El Prima and I were never the biggest fans of housework to start with, but grief sucked much of the remaining house pride out of us. Just getting back into work, getting the girls to school, dinner on the table, bills paid, laundry done, and then starting IVF took all our energy. And when you've been given an acute appreciation of how the people you love can be gone in an instant, well, dusting just really doesn't come very high on your priority list. And El Prima and I really didn't need another thing to argue over. Oh look, we had all kinds of good excuses, but essentially we'd given up on the notion of having a lovely clean house - it was all just too overwhelming. Somehow, having S come and clean broke that pattern - and as the one day of spring cleaning turned into about three and a half, and El Prima and I started getting into it, I realised I could start caring about this house again - that looking after it didn't have to be an act of drudgery but could be an act of love and care - for ourselves and for Adzuki.

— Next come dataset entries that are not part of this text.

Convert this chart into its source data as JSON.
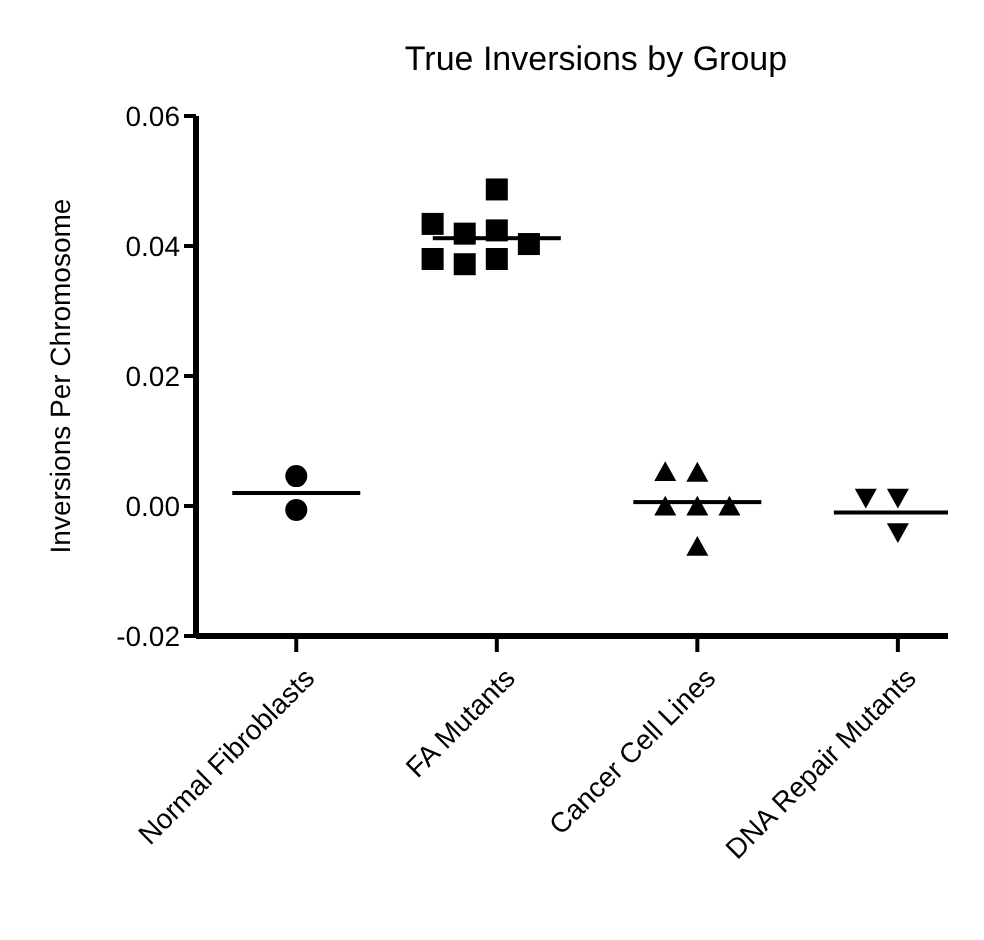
{
  "chart_data": {
    "type": "scatter",
    "title": "True Inversions by Group",
    "ylabel": "Inversions Per Chromosome",
    "categories": [
      "Normal Fibroblasts",
      "FA Mutants",
      "Cancer Cell Lines",
      "DNA Repair Mutants"
    ],
    "series": [
      {
        "marker": "circle",
        "color": "#000000",
        "x": [
          "Normal Fibroblasts",
          "Normal Fibroblasts"
        ],
        "values": [
          0.0046,
          -0.0006
        ]
      },
      {
        "marker": "square",
        "color": "#000000",
        "x": [
          "FA Mutants",
          "FA Mutants",
          "FA Mutants",
          "FA Mutants",
          "FA Mutants",
          "FA Mutants",
          "FA Mutants",
          "FA Mutants"
        ],
        "values": [
          0.0424,
          0.038,
          0.0487,
          0.0419,
          0.0372,
          0.0403,
          0.0434,
          0.038
        ]
      },
      {
        "marker": "triangle",
        "color": "#000000",
        "x": [
          "Cancer Cell Lines",
          "Cancer Cell Lines",
          "Cancer Cell Lines",
          "Cancer Cell Lines",
          "Cancer Cell Lines",
          "Cancer Cell Lines"
        ],
        "values": [
          -0.0001,
          0.0051,
          -0.0001,
          -0.0063,
          0.0052,
          -0.0001
        ]
      },
      {
        "marker": "triangle-down",
        "color": "#000000",
        "x": [
          "DNA Repair Mutants",
          "DNA Repair Mutants",
          "DNA Repair Mutants"
        ],
        "values": [
          0.0013,
          -0.004,
          0.0013
        ]
      },
      {
        "type": "box",
        "color": "#000000",
        "boxes": [
          {
            "low": 0.002,
            "q1": 0.002,
            "median": 0.002,
            "q3": 0.002,
            "high": 0.002
          },
          {
            "low": 0.0412,
            "q1": 0.0412,
            "median": 0.0412,
            "q3": 0.0412,
            "high": 0.0412
          },
          {
            "low": 0.0006,
            "q1": 0.0006,
            "median": 0.0006,
            "q3": 0.0006,
            "high": 0.0006
          },
          {
            "low": -0.001,
            "q1": -0.001,
            "median": -0.001,
            "q3": -0.001,
            "high": -0.001
          }
        ]
      }
    ],
    "ylim": [
      -0.02,
      0.06
    ],
    "yticks": [
      {
        "value": -0.02,
        "label": "-0.02"
      },
      {
        "value": 0.0,
        "label": "0.00"
      },
      {
        "value": 0.02,
        "label": "0.02"
      },
      {
        "value": 0.04,
        "label": "0.04"
      },
      {
        "value": 0.06,
        "label": "0.06"
      }
    ],
    "grid": false,
    "legend": false
  }
}
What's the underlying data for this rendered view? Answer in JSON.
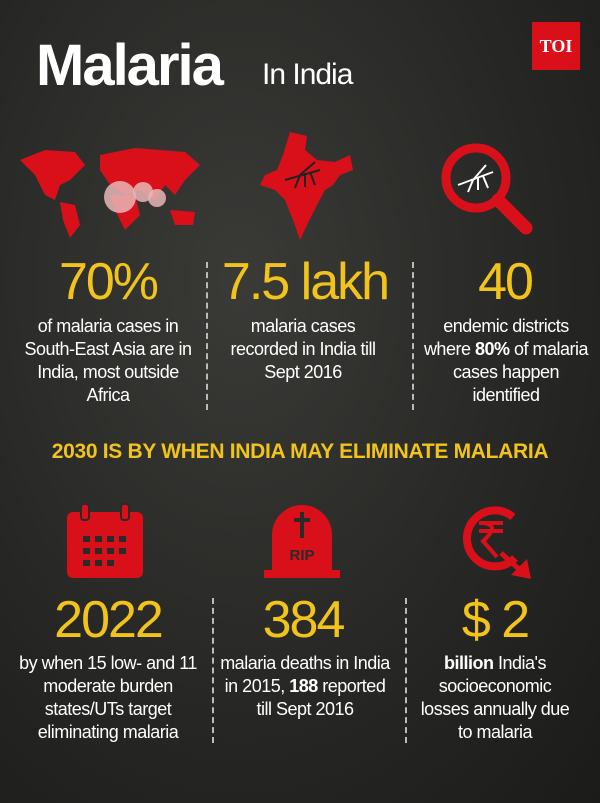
{
  "header": {
    "title": "Malaria",
    "subtitle": "In India",
    "logo": "TOI"
  },
  "stats_top": [
    {
      "value": "70%",
      "parts": [
        "of malaria cases in South-East Asia are in India, most outside Africa"
      ]
    },
    {
      "value": "7.5 lakh",
      "parts": [
        "malaria cases recorded in India till Sept 2016"
      ]
    },
    {
      "value": "40",
      "parts": [
        "endemic districts where ",
        "80%",
        " of malaria cases happen identified"
      ]
    }
  ],
  "banner": "2030 IS BY WHEN INDIA MAY ELIMINATE MALARIA",
  "icon_text": "RIP",
  "stats_bottom": [
    {
      "value": "2022",
      "parts": [
        "by when 15 low- and 11 moderate burden states/UTs target eliminating malaria"
      ]
    },
    {
      "value": "384",
      "parts": [
        "malaria deaths in India in 2015, ",
        "188",
        " reported till Sept 2016"
      ]
    },
    {
      "value": "$ 2",
      "parts": [
        "billion",
        " India's socioeconomic losses annually due to malaria"
      ]
    }
  ]
}
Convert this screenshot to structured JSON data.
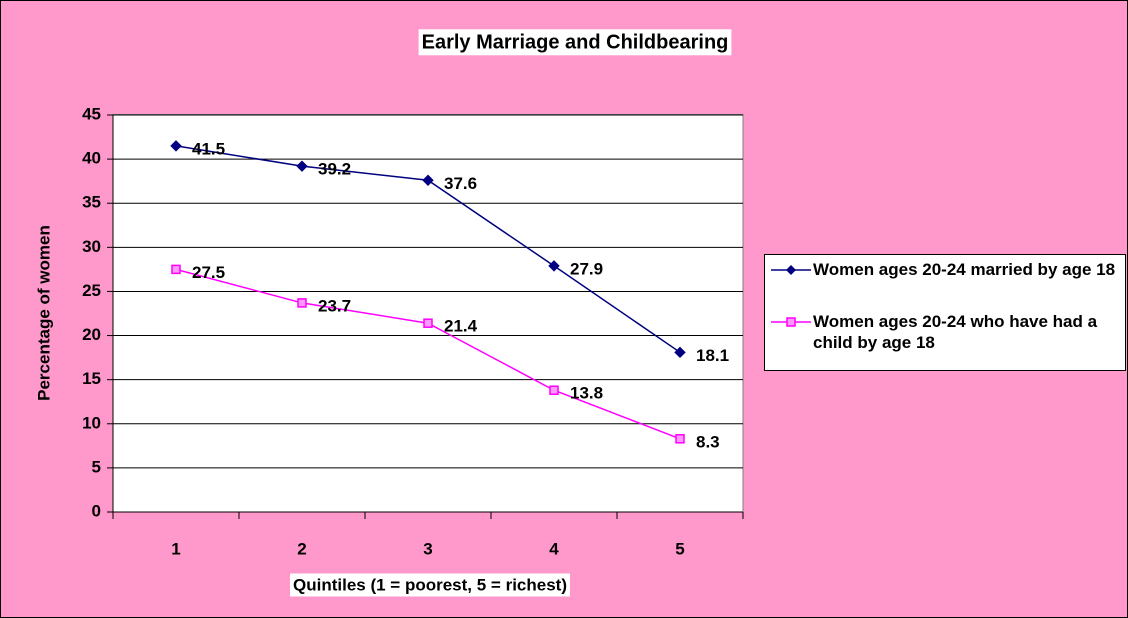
{
  "chart_data": {
    "type": "line",
    "title": "Early Marriage and Childbearing",
    "x_label": "Quintiles (1 = poorest, 5 = richest)",
    "y_label": "Percentage of women",
    "categories": [
      "1",
      "2",
      "3",
      "4",
      "5"
    ],
    "series": [
      {
        "name": "Women ages 20-24 married by age 18",
        "color": "#000080",
        "marker": "diamond",
        "values": [
          41.5,
          39.2,
          37.6,
          27.9,
          18.1
        ]
      },
      {
        "name": "Women ages 20-24 who have had a child by age 18",
        "color": "#FF00FF",
        "marker": "square",
        "values": [
          27.5,
          23.7,
          21.4,
          13.8,
          8.3
        ]
      }
    ],
    "ylim": [
      0,
      45
    ],
    "yticks": [
      0,
      5,
      10,
      15,
      20,
      25,
      30,
      35,
      40,
      45
    ],
    "grid": true,
    "background": "#FF99CC",
    "legend": "right"
  }
}
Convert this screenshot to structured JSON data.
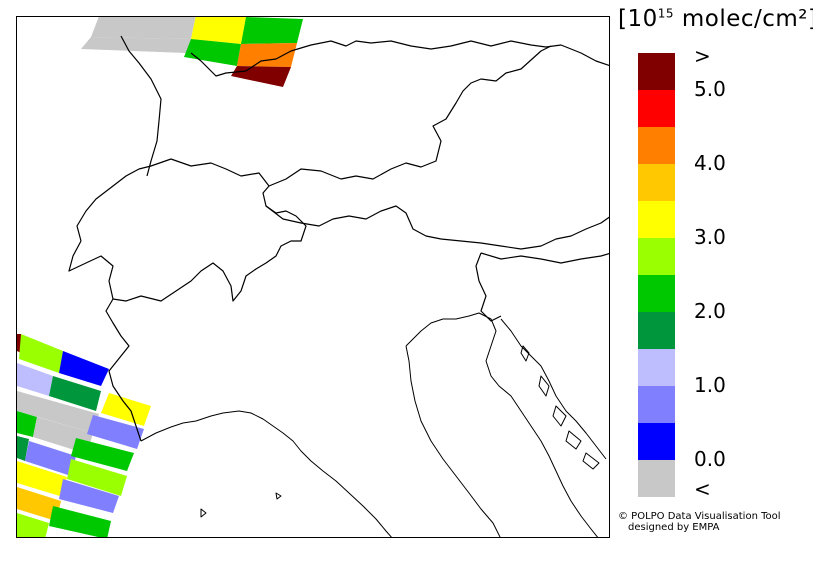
{
  "legend": {
    "title_open": "[10",
    "title_exp": "15",
    "title_rest": " molec/cm²]",
    "labels": [
      ">",
      "5.0",
      "4.0",
      "3.0",
      "2.0",
      "1.0",
      "0.0",
      "<"
    ],
    "colors": [
      "#800000",
      "#ff0000",
      "#ff8000",
      "#ffc800",
      "#ffff00",
      "#9aff00",
      "#00c800",
      "#00963c",
      "#bebeff",
      "#8080ff",
      "#0000ff",
      "#c8c8c8"
    ]
  },
  "credit": {
    "line1": "© POLPO Data Visualisation Tool",
    "line2": "designed by EMPA"
  },
  "map": {
    "region": "Alps / Northern Italy",
    "border_color": "#000000",
    "coast_color": "#000000"
  }
}
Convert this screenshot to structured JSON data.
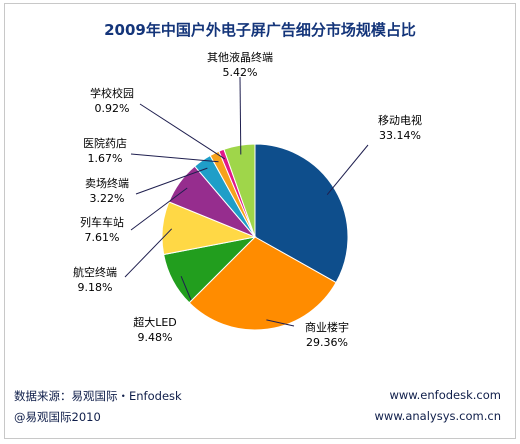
{
  "colors": {
    "title": "#14357a",
    "footer": "#0f1e4a",
    "border": "#c8c8c8",
    "leader": "#1f1f4f"
  },
  "chart_data": {
    "type": "pie",
    "title": "2009年中国户外电子屏广告细分市场规模占比",
    "start_angle_deg": 0,
    "direction": "clockwise",
    "slices": [
      {
        "label": "移动电视",
        "value": 33.14,
        "value_text": "33.14%",
        "color": "#0e4e8c"
      },
      {
        "label": "商业楼宇",
        "value": 29.36,
        "value_text": "29.36%",
        "color": "#ff8c00"
      },
      {
        "label": "超大LED",
        "value": 9.48,
        "value_text": "9.48%",
        "color": "#229e1e"
      },
      {
        "label": "航空终端",
        "value": 9.18,
        "value_text": "9.18%",
        "color": "#ffd845"
      },
      {
        "label": "列车车站",
        "value": 7.61,
        "value_text": "7.61%",
        "color": "#962d8e"
      },
      {
        "label": "卖场终端",
        "value": 3.22,
        "value_text": "3.22%",
        "color": "#1f9ec8"
      },
      {
        "label": "医院药店",
        "value": 1.67,
        "value_text": "1.67%",
        "color": "#f7a21b"
      },
      {
        "label": "学校校园",
        "value": 0.92,
        "value_text": "0.92%",
        "color": "#e0188a"
      },
      {
        "label": "其他液晶终端",
        "value": 5.42,
        "value_text": "5.42%",
        "color": "#9fd64a"
      }
    ]
  },
  "footer": {
    "source": "数据来源：易观国际・Enfodesk",
    "copyright": "@易观国际2010",
    "website1": "www.enfodesk.com",
    "website2": "www.analysys.com.cn"
  }
}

That doesn't mean that our place is now spotless, but it is so so much cleaner before, and with this new energy, we've been able to let go of lots of stuff we don't need, and to re-arrange and tidy up the stuff we do need. Who knows if our hearts will be broken again, but I figure - we're already so in love with Adzuki - holding out on preparing for him to come home living and breathing wouldn't make things any easier if he didn't make it. If we're jinxed, we're jinxed already by loving him so much. The first thing I bought for him back in November was this vintage kimono - it is now hanging on the wall near his drawers and change table, hot pink with hope. We're now at 38 and a half weeks - ready when you are, little one!
El Prima - my *ex* partner & aaineh number one. Yep, she's a lady. And so am I. Scandalous. Even better, she's Lebanese - and not just in a euphemistic way.
"the girls" - El Prima's two teenage daughters, Snacky & Snazzy, who live with us, and put up with my poor attempts at stepmama-ing. Her eldest daughter is 20 and living in another city. Snacky moved up to Sydney to study in Feb 2012 after finishing high school. Snazzy still lives with us (or at the house, with El Prima) and visits me and Ali where we are staying with friends,
Z - (aka Haloumi or khallila) our baby daughter, who died from placental abruption at 34w in the car accident on 27 December 2009.
Ali - long awaited little brother to the girls and to Z, born in May 2012
*edited on 13 July to add*
[where did my ticker go? It broke - I guess pregnancy tickers don't magically transform into "x days since our baby would hypothetically have been born, had she not died 6 weeks before" tickers. And I'm not sure I need a little program to tell me anyway.]
*edited on 11 Jan 2010 to add*
I think the reason why I'm leaving this ticker up here is because it is important to my mourning right now. We've had a funeral for our beautiful little girl, but in accordance with El Prima's faith (and my wishes) we will have a further, more public, ceremony around 40 days after she died. In some kind of wierd coincidence, 40 days was almost exactly how many days were left until her due date at the time she died. (I think that counts as irony of the saddest kind)
So while the significance has changed so radically, we are still counting down to something, even if it is not what we expected.